Time for community led solutions

Opinion: Jamie McFadden

Recent council planning proposals around the country highlight why our environmental legislation is in need of reform.

On the West Coast landowners were shocked to receive notification from the local council that, in many cases, their entire properties had been classified as Sites and Areas of Significance to Maori (SASMs). The rules took immediate legal effect and there was no prior consultation. For some landowners subject to the strictest rules, they immediately became non-compliant throwing them into turmoil.

In Waimate District a whopping 35,000 hectares affecting 1,638 landowners was classified as SASM’s. This was surpassed by Timaru District who captured 143,000 hectares (over half the districts land area) affecting 4,500 landowners.

Whether it is SNAs, SASM’s, Outstanding Landscapes, Wetlands – they all stem from the same piece of legislation – Section 6 of the Resource Management Act. The inherent failing of this legislation is there is no respect for landowners, no protocols around private information, no requirement for consultation with affected landowners, and no compensation for loss of rights or drop in property values.

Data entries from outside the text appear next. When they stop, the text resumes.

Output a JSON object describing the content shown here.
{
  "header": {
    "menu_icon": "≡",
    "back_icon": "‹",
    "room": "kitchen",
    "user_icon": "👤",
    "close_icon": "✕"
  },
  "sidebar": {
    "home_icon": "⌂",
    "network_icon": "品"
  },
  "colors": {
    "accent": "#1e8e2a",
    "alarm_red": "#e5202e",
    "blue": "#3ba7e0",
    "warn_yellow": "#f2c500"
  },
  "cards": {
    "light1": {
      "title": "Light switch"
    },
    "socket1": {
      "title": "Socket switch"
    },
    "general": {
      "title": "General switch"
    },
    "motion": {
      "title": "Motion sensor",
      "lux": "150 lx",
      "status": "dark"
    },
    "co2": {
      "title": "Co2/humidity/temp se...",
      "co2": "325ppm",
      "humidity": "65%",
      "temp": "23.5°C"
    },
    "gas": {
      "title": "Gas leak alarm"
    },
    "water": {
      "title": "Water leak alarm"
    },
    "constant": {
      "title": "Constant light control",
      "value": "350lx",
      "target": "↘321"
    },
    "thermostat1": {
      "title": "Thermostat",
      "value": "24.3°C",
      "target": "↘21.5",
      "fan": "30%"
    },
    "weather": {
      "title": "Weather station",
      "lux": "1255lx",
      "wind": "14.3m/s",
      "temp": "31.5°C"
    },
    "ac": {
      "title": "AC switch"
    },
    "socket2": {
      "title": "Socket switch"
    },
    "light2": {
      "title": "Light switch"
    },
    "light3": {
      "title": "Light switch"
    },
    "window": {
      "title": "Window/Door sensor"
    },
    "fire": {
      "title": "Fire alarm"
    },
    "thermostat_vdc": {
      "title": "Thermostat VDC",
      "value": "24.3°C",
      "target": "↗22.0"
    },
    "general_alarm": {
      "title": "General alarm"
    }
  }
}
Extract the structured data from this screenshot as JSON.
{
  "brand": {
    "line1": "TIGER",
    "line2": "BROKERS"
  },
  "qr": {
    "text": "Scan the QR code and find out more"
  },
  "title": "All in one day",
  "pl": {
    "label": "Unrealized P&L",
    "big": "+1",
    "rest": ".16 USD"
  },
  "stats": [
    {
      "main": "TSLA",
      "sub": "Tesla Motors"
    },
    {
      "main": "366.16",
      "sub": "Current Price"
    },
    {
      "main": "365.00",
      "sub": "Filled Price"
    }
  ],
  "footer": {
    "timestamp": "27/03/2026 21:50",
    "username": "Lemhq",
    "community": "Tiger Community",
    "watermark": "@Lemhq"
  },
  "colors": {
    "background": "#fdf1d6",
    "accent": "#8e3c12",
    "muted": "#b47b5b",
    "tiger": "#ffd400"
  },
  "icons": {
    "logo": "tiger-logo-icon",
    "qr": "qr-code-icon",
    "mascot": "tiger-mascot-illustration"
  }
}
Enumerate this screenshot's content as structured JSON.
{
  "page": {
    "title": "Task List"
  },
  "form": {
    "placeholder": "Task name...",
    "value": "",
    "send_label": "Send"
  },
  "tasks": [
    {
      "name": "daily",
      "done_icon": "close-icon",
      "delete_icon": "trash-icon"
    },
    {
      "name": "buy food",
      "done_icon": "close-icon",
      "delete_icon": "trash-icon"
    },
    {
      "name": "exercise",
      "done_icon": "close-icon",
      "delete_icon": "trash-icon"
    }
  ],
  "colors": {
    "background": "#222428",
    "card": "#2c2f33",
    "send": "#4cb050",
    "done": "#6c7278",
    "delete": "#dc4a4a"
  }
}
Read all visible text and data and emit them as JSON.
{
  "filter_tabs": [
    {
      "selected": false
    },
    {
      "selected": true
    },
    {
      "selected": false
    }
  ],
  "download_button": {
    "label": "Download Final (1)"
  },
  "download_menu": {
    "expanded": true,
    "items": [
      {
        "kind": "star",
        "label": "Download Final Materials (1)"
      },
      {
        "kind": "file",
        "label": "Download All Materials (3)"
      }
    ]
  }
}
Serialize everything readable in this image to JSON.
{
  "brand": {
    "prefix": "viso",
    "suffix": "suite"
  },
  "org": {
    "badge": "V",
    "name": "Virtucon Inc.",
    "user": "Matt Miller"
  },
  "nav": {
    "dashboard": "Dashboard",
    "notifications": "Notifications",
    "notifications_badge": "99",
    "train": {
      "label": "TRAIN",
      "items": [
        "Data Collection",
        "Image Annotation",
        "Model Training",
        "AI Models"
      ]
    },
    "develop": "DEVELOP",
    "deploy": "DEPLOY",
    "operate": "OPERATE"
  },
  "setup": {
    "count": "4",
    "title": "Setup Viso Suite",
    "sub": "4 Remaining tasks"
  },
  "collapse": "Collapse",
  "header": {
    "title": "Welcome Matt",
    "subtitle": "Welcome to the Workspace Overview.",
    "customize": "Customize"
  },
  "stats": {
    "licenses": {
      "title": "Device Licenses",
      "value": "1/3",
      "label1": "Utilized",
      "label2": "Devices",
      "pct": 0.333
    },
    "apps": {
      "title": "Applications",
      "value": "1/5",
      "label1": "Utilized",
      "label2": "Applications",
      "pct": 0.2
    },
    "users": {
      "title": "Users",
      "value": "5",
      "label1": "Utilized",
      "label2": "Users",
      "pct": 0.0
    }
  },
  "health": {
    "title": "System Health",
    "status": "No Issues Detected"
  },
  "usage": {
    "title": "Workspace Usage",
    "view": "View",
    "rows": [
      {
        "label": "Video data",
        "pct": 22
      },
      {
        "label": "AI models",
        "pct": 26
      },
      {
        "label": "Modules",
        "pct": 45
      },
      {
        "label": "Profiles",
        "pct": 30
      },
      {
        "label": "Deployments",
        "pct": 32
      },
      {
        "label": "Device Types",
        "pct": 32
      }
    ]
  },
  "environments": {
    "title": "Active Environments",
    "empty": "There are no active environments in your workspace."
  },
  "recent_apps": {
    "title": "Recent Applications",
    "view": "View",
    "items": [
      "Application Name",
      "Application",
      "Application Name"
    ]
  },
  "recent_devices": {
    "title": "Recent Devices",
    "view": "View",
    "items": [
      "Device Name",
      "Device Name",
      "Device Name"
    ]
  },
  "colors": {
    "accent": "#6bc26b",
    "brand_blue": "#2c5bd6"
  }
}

Councils and environmental lobby groups argue that regulation is needed to protect natural values. But they fail to recognise that to protect these values requires the buy in of landowners and active management, particularly around the biggest threat to biodiversity – pest and weeds. It is the actions and inactions of landowners, not the rules, that ultimately determine protection. Actions to protect result from motivated and empowered landowners that have sufficient funds and resources.

Another argument that councils and lobby groups often use, is to protect natural and cultural values regulation is needed to stop ‘bad’ landowners destroying these values. However, the role of councils is not to stop bad landowners, it is to find the most effective and efficient way overall to achieve the desired outcomes. A focus on bad landowners automatically means putting rules in place that inevitably penalize all the good landowners. And the odd bad landowner, which are becoming less, break the rules anyway. By taking such an approach councils are turning the values they are trying to protect into a liability and pitting themselves at loggerheads with their communities. This legislation delivers multiple downsides and perverse outcomes.

Some more enlightened councils have recognized that times have changed. The Hurunui District Council in a 2016 plan review, removed all mapped SNAs because the regulation SNA policy was deemed counterproductive and ineffective. Their view was that the attitude of landowners was changing, and that community led solutions were coming to the fore. With one of the country’s largest Landcare Groups, several Catchment Groups, a landowner-initiated Hurunui Biodiversity Trust, Wilding Tree trust, several landowner funded helicopter pest operations, and hundreds of other community and private initiatives, the people of Hurunui have proved their council right.

In a similar vein, when faced with a request to map cultural values the Hurunui District Council turned it down. They said they would not embark on a cultural mapping exercise without first consulting the community on the merits of that policy. Something other councils have failed to do.

The lack of recognition of community led solutions is in regional councils too. Last week I drafted Groundswell’s submission on the draft Otago Land and Water Regional Plan. Farming groups have been vocal on heavy handed regulatory approach but what surprised me was no recognition of community led solutions. Particularly given there are world leading initiatives in their region such as the acclaimed Pomahaka Water Care Group. Councils are always guided by their policy advisors, and they too have failed to change with the times, locked in a mindset that rules are the answer to everything.

For the past 30 years the SNA policy has, and continues to, cause upheaval among communities the length of NZ and waste millions of dollars on protracted planning and environment court processes. Councils are repeating the same failed process all over again with the Sites and Areas of Significance to Maori (SASMs). For 30 years local government and the farming groups have lived in the fantasy that tweaks to criteria will fix the problems, when wholesale legislative change is required.

Fortunately, with a new government in power, now is the perfect opportunity for legislative change. National is adamant that the RMA reforms of the previous government will be repealed. The ACT party campaigned on getting rid of policies like SNA’s and replace it with an enhanced QEII Trust covenant model that works in partnership with landowners.

Now is also the perfect opportunity for local government and farming advocacy to step up and call for the legislative change that is desperately needed. We will know in the next few months whether they have the courage.